Lutte contre les maladies tropicales négligées : Brazzaville accueille une formation inédite de l’OMS
Le 16 juin 2026, la capitale congolaise a été le théâtre d’un événement sanitaire majeur. L’Organisation mondiale de la santé (OMS), en collaboration avec le ministère de la Santé et de la Population, a ouvert un atelier de formation des formateurs dédié aux maladies tropicales négligées à manifestations cutanées. Une initiative cruciale pour un pays où ces pathologies restent un problème de santé publique.
Un atelier pionnier pour les soignants congolais
Durant quatre jours, des professionnels de santé venus de plusieurs districts sanitaires vont bénéficier d’un renforcement de capacités sans précédent.

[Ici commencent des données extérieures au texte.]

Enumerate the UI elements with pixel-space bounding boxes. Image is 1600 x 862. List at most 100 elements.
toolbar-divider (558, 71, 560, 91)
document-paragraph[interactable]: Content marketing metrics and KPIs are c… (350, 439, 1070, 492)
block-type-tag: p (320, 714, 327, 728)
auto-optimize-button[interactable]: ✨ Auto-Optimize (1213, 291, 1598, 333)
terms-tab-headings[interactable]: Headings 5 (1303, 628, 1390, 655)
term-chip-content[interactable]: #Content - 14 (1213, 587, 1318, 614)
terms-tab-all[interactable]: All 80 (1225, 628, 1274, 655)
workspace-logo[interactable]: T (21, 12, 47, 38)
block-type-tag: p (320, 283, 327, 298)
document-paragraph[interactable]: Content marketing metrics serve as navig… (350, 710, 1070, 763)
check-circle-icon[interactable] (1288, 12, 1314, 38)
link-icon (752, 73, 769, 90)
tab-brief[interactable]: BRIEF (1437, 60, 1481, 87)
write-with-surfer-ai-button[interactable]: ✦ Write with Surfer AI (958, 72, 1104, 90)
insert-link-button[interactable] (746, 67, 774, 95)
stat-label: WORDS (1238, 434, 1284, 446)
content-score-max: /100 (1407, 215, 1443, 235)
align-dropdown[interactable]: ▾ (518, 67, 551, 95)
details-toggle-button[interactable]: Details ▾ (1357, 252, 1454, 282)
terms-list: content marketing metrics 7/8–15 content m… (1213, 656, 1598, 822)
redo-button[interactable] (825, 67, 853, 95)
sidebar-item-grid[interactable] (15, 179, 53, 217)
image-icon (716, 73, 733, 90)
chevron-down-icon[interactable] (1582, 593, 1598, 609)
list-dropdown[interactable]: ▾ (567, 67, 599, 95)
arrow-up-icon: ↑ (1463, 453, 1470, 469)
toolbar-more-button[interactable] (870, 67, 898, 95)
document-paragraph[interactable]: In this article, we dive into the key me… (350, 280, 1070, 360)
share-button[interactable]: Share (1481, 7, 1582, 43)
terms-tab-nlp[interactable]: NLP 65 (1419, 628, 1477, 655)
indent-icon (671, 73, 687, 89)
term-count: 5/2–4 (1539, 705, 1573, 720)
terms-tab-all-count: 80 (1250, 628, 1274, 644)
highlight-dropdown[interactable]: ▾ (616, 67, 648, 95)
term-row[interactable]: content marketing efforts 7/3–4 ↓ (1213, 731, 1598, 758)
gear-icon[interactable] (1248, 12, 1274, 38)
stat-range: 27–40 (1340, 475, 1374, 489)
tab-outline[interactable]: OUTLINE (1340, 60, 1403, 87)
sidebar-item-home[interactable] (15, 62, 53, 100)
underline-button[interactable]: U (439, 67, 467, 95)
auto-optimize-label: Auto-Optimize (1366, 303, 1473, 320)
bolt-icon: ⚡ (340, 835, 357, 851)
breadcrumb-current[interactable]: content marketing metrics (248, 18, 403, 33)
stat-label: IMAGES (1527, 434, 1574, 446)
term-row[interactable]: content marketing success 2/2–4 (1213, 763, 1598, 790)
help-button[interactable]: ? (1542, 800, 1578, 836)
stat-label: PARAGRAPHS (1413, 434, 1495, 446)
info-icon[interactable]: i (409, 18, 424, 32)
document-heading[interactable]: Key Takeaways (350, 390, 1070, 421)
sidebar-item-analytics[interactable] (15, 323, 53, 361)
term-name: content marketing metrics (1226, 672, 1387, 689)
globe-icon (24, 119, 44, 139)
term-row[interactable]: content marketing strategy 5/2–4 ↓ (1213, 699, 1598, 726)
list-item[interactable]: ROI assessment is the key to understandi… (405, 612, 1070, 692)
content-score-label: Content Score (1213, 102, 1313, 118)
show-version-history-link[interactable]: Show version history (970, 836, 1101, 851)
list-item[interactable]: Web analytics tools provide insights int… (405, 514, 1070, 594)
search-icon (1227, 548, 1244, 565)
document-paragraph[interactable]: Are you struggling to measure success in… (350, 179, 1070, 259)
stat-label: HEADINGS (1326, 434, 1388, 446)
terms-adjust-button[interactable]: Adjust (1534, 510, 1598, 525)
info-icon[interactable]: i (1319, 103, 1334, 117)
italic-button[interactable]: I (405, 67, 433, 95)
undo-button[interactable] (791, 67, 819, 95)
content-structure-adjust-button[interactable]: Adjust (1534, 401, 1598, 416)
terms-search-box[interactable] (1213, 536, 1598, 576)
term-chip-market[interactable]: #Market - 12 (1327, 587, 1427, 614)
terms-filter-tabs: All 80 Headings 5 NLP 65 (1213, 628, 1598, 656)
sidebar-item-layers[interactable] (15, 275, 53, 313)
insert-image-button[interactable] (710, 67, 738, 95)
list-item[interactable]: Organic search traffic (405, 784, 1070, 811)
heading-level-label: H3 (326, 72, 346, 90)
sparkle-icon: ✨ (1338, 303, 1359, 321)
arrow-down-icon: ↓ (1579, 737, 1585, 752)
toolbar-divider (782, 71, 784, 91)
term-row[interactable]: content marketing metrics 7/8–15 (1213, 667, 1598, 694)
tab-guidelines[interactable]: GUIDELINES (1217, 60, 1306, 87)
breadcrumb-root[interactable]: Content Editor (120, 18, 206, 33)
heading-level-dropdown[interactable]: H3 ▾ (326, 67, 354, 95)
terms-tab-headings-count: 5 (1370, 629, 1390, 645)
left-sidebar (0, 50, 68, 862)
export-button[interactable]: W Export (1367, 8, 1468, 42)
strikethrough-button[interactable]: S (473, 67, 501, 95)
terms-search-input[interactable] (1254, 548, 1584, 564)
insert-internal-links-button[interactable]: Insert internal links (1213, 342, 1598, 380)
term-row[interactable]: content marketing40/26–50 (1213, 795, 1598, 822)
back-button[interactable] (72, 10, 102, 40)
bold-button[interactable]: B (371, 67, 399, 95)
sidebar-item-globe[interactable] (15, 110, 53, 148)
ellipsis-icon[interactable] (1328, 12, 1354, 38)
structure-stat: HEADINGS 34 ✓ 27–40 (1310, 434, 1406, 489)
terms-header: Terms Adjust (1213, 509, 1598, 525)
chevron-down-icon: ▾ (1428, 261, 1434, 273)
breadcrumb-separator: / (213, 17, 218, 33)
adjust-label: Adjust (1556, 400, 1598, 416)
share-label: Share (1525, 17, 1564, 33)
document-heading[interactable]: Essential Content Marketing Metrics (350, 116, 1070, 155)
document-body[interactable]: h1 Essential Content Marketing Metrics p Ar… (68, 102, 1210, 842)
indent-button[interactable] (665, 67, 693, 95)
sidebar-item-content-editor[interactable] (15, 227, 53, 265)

Au programme : nouvelles techniques de dépistage, diagnostic précoce, prise en charge holistique et suivi des patients. L’accent est également mis sur la prévention, la surveillance épidémiologique et l’utilisation d’outils de collecte de données modernes.
Selon le Dr François Libama, conseiller du ministre de la Santé, cette formation répond à des défis persistants. « Le dépistage tardif, la sous-notification des cas et le manque de ressources dans les zones forestières et enclavées sont des obstacles majeurs », a-t-il déclaré, insistant sur l’importance de doter les agents de santé de compétences adaptées.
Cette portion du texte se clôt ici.